Switching Gears to the Fast Track

However, an excess of exploitation over a long period of time can cause brands to become stagnant and systems to become outdated. To propel healthcare into the future, we rely on new perspectives. We need groundbreaking, disruptive innovations that alter the way care is conceptualized, delivered, and received. This is the where exploration comes in.

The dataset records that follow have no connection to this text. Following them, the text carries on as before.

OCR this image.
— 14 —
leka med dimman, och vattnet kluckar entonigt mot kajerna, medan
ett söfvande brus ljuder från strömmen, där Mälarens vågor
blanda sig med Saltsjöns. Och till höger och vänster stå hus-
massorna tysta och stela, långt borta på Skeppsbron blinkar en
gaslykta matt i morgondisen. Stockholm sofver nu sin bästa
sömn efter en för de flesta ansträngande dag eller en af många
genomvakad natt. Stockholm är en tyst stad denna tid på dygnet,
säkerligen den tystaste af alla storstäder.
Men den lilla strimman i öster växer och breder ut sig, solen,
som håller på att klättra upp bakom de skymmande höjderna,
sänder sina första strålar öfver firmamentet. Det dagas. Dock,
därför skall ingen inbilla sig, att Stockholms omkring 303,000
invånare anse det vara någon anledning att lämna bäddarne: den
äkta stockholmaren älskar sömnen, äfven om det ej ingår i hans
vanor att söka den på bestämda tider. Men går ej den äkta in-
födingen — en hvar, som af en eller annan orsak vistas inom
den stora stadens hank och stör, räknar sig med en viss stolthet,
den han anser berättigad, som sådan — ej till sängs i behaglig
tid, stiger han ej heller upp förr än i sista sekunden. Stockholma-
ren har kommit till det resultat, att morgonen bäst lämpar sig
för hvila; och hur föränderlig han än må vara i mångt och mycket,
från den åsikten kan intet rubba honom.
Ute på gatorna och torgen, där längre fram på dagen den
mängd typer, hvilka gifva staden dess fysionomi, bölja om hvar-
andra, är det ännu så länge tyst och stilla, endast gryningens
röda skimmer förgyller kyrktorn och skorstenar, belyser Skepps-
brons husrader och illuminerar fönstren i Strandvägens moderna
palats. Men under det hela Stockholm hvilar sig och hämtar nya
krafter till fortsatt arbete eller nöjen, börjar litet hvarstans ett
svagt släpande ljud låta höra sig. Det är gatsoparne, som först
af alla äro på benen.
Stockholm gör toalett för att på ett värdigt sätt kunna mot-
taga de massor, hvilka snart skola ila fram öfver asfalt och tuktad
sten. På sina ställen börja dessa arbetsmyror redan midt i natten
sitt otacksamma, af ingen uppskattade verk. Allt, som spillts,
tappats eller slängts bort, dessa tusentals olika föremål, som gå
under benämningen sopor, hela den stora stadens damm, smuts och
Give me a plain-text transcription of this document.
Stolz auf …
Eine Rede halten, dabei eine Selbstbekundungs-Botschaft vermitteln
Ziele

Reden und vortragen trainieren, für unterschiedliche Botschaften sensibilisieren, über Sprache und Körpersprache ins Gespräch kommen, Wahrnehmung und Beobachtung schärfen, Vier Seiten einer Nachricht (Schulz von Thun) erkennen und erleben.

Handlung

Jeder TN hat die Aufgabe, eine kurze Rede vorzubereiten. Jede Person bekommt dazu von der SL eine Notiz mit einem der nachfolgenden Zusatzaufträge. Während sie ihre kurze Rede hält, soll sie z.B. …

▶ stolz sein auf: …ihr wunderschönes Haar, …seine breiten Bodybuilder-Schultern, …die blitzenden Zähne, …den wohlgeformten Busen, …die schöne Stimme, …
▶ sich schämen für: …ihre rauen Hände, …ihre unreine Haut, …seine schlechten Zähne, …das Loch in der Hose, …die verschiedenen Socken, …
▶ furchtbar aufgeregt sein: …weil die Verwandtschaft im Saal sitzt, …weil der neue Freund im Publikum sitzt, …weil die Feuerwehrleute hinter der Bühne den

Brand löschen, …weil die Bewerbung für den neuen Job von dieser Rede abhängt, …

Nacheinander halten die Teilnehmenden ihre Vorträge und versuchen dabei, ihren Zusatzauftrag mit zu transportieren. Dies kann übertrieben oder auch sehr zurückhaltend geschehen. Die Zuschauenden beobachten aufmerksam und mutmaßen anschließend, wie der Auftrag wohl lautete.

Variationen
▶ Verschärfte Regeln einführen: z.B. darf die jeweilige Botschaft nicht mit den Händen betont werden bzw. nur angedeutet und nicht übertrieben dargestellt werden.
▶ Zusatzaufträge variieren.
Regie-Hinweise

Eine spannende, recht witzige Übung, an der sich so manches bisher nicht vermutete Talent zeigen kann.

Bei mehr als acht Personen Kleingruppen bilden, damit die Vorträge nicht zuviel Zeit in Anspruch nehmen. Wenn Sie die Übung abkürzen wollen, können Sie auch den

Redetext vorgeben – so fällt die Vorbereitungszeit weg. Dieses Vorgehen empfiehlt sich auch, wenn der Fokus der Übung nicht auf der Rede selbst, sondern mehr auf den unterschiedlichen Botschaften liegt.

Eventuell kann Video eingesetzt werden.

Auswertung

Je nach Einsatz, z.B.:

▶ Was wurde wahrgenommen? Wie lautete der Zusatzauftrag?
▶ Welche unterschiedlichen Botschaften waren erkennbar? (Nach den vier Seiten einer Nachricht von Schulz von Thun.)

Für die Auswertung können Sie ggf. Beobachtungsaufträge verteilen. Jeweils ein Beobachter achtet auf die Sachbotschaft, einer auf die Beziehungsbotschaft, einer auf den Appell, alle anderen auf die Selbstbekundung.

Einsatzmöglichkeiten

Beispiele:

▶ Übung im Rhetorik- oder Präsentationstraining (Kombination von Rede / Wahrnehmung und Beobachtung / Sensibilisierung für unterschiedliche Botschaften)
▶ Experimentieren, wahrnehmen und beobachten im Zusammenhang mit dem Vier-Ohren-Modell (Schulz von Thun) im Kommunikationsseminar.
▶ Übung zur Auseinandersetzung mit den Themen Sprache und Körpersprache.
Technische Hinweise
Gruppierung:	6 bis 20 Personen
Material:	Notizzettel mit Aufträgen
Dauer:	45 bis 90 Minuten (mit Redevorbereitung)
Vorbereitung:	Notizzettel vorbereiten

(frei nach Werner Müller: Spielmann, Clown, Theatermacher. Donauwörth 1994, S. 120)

Exploration is high-risk, high-reward. It requires a more substantial amount of resources that must go into research, development, and implementation. Then, of course, there’s the very real risk that a radical innovation will fail to integrate into the marketplace. For a brand that has put all its marbles in the exploration basket, this could be disastrous.

Striking the Balance

When weighing the considerations of these two approaches to innovation, we see that it’s critical for them to constantly work in tandem. This way, they can feed off each other to achieve maximum efficiency while still contributing to the evolution of care. Brands that balance exploitation and exploration can in turn balance their industry impact with the money, time, and other resources that go into their efforts.

As we progress, we can only look forward to the amazing changes that are in store for the healthcare industry. But as innovators, we must be strategic in our efforts to safeguard our progress while breaking through the healthcare haze.